Documento de posición Sociedad Argentina de Cardiología – Fundación Cardiológica Argentina: Enfermedad Cardiovascular en tiempos de COVID-19

Tabla de contenido

Resumen

  • Las medidas de aislamiento y el mensaje al pueblo argentino han sido efectivas en reducir la propagación del COVID-19. 
  • Existen crecientes reportes de menos consultas y realización de procedimientos cardiovasculares en regiones afectadas por la pandemia (tanto en Argentina como en el resto del mundo).

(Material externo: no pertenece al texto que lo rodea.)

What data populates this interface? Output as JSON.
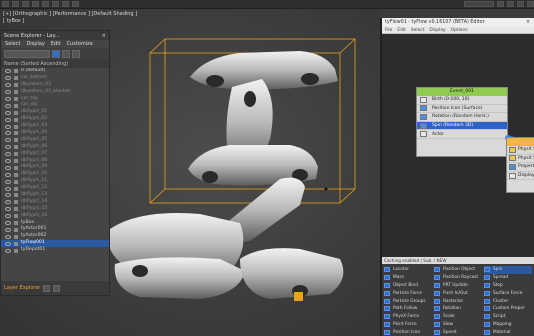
{
  "viewport": {
    "label": "[+] [Orthographic ] [Performance ] [Default Shading ]",
    "sublabel": "[ tyBox ]"
  },
  "scene_explorer": {
    "title": "Scene Explorer - Lay...",
    "menu": [
      "Select",
      "Display",
      "Edit",
      "Customize"
    ],
    "sort_label": "Name (Sorted Ascending)",
    "items": [
      {
        "label": "0 (default)",
        "state": "normal"
      },
      {
        "label": "car_bottom",
        "state": "dim"
      },
      {
        "label": "dbytelom_03",
        "state": "dim"
      },
      {
        "label": "dbytelom_03_blanket",
        "state": "dim"
      },
      {
        "label": "car_top",
        "state": "dim"
      },
      {
        "label": "car_obj",
        "state": "dim"
      },
      {
        "label": "dbflyprt_01",
        "state": "dim"
      },
      {
        "label": "dbflyprt_02",
        "state": "dim"
      },
      {
        "label": "dbflyprt_03",
        "state": "dim"
      },
      {
        "label": "dbflyprt_04",
        "state": "dim"
      },
      {
        "label": "dbflyprt_05",
        "state": "dim"
      },
      {
        "label": "dbflyprt_06",
        "state": "dim"
      },
      {
        "label": "dbflyprt_07",
        "state": "dim"
      },
      {
        "label": "dbflyprt_08",
        "state": "dim"
      },
      {
        "label": "dbflyprt_09",
        "state": "dim"
      },
      {
        "label": "dbflyprt_10",
        "state": "dim"
      },
      {
        "label": "dbflyprt_11",
        "state": "dim"
      },
      {
        "label": "dbflyprt_12",
        "state": "dim"
      },
      {
        "label": "dbflyprt_13",
        "state": "dim"
      },
      {
        "label": "dbflyprt_14",
        "state": "dim"
      },
      {
        "label": "dbflyprt_15",
        "state": "dim"
      },
      {
        "label": "dbflyprt_16",
        "state": "dim"
      },
      {
        "label": "tyBox",
        "state": "normal"
      },
      {
        "label": "tyActor001",
        "state": "normal"
      },
      {
        "label": "tyActor002",
        "state": "normal"
      },
      {
        "label": "tyFlow001",
        "state": "sel"
      },
      {
        "label": "tyDepot01",
        "state": "normal"
      }
    ],
    "layer_label": "Layer Explorer"
  },
  "particle_view": {
    "title": "tyFlow01 - tyFlow v0.16107 (BETA) Editor",
    "menu": [
      "File",
      "Edit",
      "Select",
      "Display",
      "Options"
    ],
    "event1": {
      "title": "Event_001",
      "ops": [
        {
          "label": "Birth (0-100, 10)",
          "color": "#e8e8e8",
          "selected": false
        },
        {
          "label": "Position Icon (Surface)",
          "color": "#4c8ee0",
          "selected": false
        },
        {
          "label": "Rotation (Random Horiz.)",
          "color": "#4c8ee0",
          "selected": false
        },
        {
          "label": "Spin (Random 3D)",
          "color": "#4c8ee0",
          "selected": true
        },
        {
          "label": "Actor",
          "color": "#e8e8e8",
          "selected": false
        }
      ]
    },
    "event2": {
      "ops": [
        {
          "label": "PhysX S",
          "color": "#f3c24f"
        },
        {
          "label": "PhysX Sh",
          "color": "#f3c24f"
        },
        {
          "label": "Propert",
          "color": "#4c8ee0"
        },
        {
          "label": "Display",
          "color": "#e8e8e8"
        }
      ]
    },
    "bar_label": "Caching enabled  |  Sub. / NEW",
    "depot": [
      {
        "label": "Locator",
        "sel": false
      },
      {
        "label": "Position Object",
        "sel": false
      },
      {
        "label": "Spin",
        "sel": true
      },
      {
        "label": "Mass",
        "sel": false
      },
      {
        "label": "Position Raycast",
        "sel": false
      },
      {
        "label": "Spread",
        "sel": false
      },
      {
        "label": "Object Bind",
        "sel": false
      },
      {
        "label": "PRT Update",
        "sel": false
      },
      {
        "label": "Stop",
        "sel": false
      },
      {
        "label": "Particle Force",
        "sel": false
      },
      {
        "label": "Push In/Out",
        "sel": false
      },
      {
        "label": "Surface Force",
        "sel": false
      },
      {
        "label": "Particle Groups",
        "sel": false
      },
      {
        "label": "Rasterize",
        "sel": false
      },
      {
        "label": "Cluster",
        "sel": false
      },
      {
        "label": "Path Follow",
        "sel": false
      },
      {
        "label": "Rotation",
        "sel": false
      },
      {
        "label": "Custom Proper",
        "sel": false
      },
      {
        "label": "PhysX Force",
        "sel": false
      },
      {
        "label": "Scale",
        "sel": false
      },
      {
        "label": "Script",
        "sel": false
      },
      {
        "label": "Point Force",
        "sel": false
      },
      {
        "label": "Slow",
        "sel": false
      },
      {
        "label": "Mapping",
        "sel": false
      },
      {
        "label": "Position Icon",
        "sel": false
      },
      {
        "label": "Speed",
        "sel": false
      },
      {
        "label": "Material",
        "sel": false
      }
    ]
  },
  "colors": {
    "selection_blue": "#2b58a0",
    "event_head_green": "#8ecb4f",
    "bounding_box_orange": "#e8a21c",
    "wire_blue": "#3b7dff"
  }
}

También se observó un incremento marcado de la mortalidad total en varios países durante la pandemia que no se explica totalmente por el virus, evidencia de que está aumentando la mortalidad de otras enfermedades
  • La enfermedad cardiovascular (ECV) (infarto de miocardio, accidente cerebrovascular e insuficiencia cardíaca) lidera el ranking en muertes, ya sea a nivel global como en Argentina (100.000 muertes anuales, 280 muertes por día), como así también en años perdidos de vida ajustados por discapacidad. 
  • Creemos imperiosa la necesidad de informar a la sociedad y a las autoridades sanitarias que existirá un incremento marcado de la mortalidad por enfermedades cardiovasculares debido al mal control clínico, a la postergación y la no realización de procedimientos no invasivos (estudios de imágenes) e invasivos (cateterismos diagnósticos y terapéuticos), cirugías, que han demostrado reducir la morbimortalidad en estos pacientes. 
  • Presentamos un protocolo para darle continuidad a la atención de los pacientes con enfermedad cardiovascular reduciendo al mínimo posible la propagación del virus. 
  • Presentamos un plan de implementación. 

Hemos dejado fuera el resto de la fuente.